Well, I did and she did, and what a wonderful discussion it was!  I was quite nervous about this, but Pamela was so wonderful and welcoming, and she fit right into the group.  She began by telling us a bit about herself and her life, and where the idea for the book came from. Interestingly enough, I thought the book was equally about Eugenie and Dean, but the idea for the book originated with her desire to explore the effects of war on soldiers and PTSD, and the relationship and complications with Eugenie came about much later in the planning.  We talked about the names in the book, Eugenie and Michael, Ivy and Dean, and what they meant to the author as well as the way we the readers interpreted them. We discussed the complex and complicated relationships in the novel, between Eugenie and Dean, Eugenie and Michael, Eugenie and Ivy, and the inevitable ending of the story. Pamela shared the ways in which she researched PTSD, and her personal family connection that inspired her to explore this issue.  We discussed why Dean carried around a copy of Homer’s The Iliad, and what Pamela referred to as “the universal and constant narrative of war”.  We discussed the title, and how it could refer to different characters in the novel, deserters from the army, from relationships, from life, from responsibilities.  One member mentioned that, while she understood the internal conflicts and emotions of the characters, she didn’t know what anyone looked like!
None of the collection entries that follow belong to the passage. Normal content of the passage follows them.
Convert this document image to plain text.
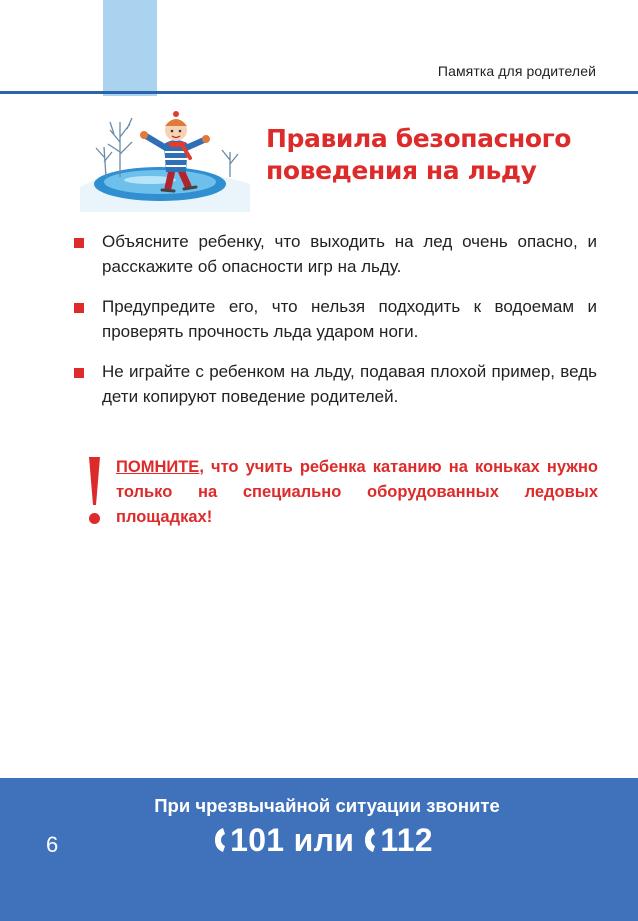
Памятка для родителей
Правила безопасного
поведения на льду
Объясните ребенку, что выходить на лед очень опасно, и расскажите об опасности игр на льду.
Предупредите его, что нельзя подходить к водоемам и проверять прочность льда ударом ноги.
Не играйте с ребенком на льду, подавая плохой пример, ведь дети копируют поведение родителей.
ПОМНИТЕ, что учить ребенка катанию на коньках нужно только на специально оборудованных ледовых площадках!
6
При чрезвычайной ситуации звоните
101 или 112
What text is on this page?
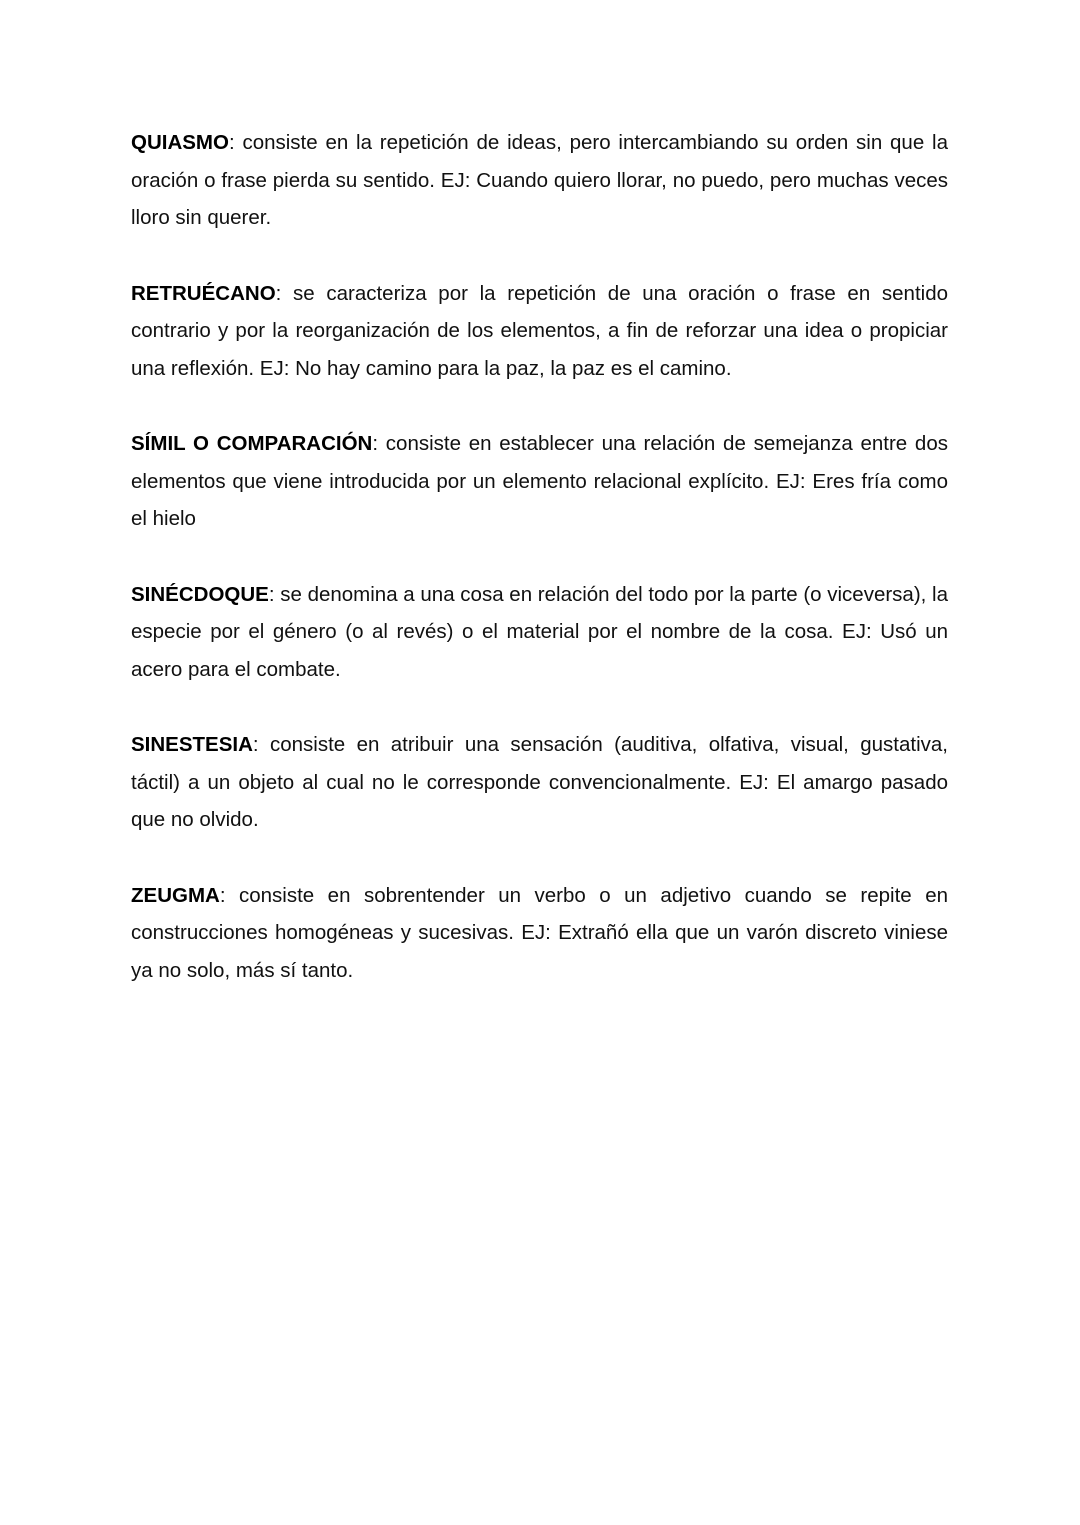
QUIASMO: consiste en la repetición de ideas, pero intercambiando su orden sin que la oración o frase pierda su sentido. EJ: Cuando quiero llorar, no puedo, pero muchas veces lloro sin querer.

RETRUÉCANO: se caracteriza por la repetición de una oración o frase en sentido contrario y por la reorganización de los elementos, a fin de reforzar una idea o propiciar una reflexión. EJ: No hay camino para la paz, la paz es el camino.

SÍMIL O COMPARACIÓN: consiste en establecer una relación de semejanza entre dos elementos que viene introducida por un elemento relacional explícito. EJ: Eres fría como el hielo

SINÉCDOQUE: se denomina a una cosa en relación del todo por la parte (o viceversa), la especie por el género (o al revés) o el material por el nombre de la cosa. EJ: Usó un acero para el combate.

SINESTESIA: consiste en atribuir una sensación (auditiva, olfativa, visual, gustativa, táctil) a un objeto al cual no le corresponde convencionalmente. EJ: El amargo pasado que no olvido.

ZEUGMA: consiste en sobrentender un verbo o un adjetivo cuando se repite en construcciones homogéneas y sucesivas. EJ: Extrañó ella que un varón discreto viniese ya no solo, más sí tanto.
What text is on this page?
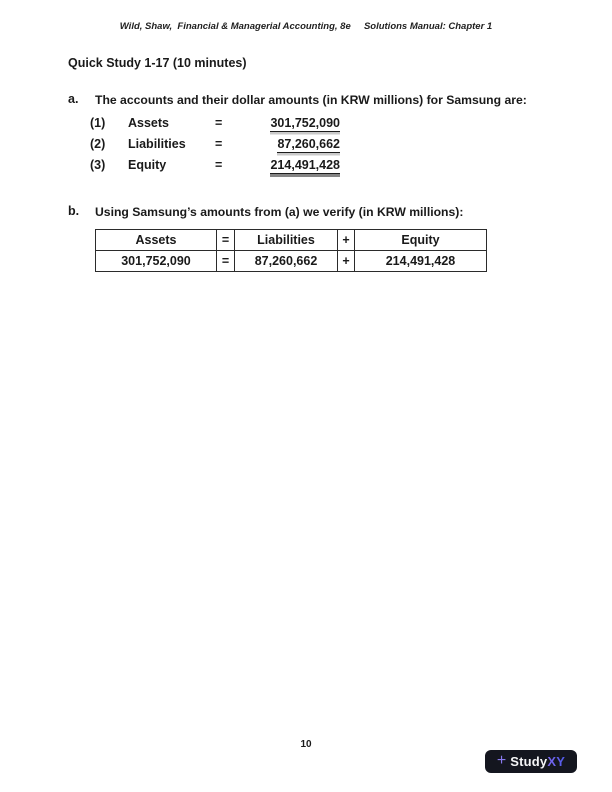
Wild, Shaw,  Financial & Managerial Accounting, 8e     Solutions Manual: Chapter 1
Quick Study 1-17 (10 minutes)
a.	The accounts and their dollar amounts (in KRW millions) for Samsung are:
(1)	Assets	=	301,752,090
(2)	Liabilities	=	87,260,662
(3)	Equity	=	214,491,428
b.	Using Samsung’s amounts from (a) we verify (in KRW millions):
Assets	=	Liabilities	+	Equity
301,752,090	=	87,260,662	+	214,491,428
10
+ StudyXY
I’d never really thought about that, but it’s true, there are no descriptions of the characters’ physical attributes, but their internal struggles, as well as the settings, are described in detail.  Pamela said that, for her, the interior of the characters and the settings are more important, but that she didn’t consciously exclude descriptions of her characters, it just never became part of the book. I’m sure we all benefited from this insightful discussion with the author, and I think she also enjoyed hearing the views and opinions of readers who have read her book and thought about it in depth.  It was probably the best meeting we’ll have all year, and once again, I would recommend this novel to anyone who is interested in novels exploring PTSD, complicated relationships, and domestic fiction. Thanks Pamela - you were an awesome guest!
That’s all for today.  Time to get outside and go for a long walk - I may even have to pull out my sandals!  (On Friday, I was wearing boots and gloves!)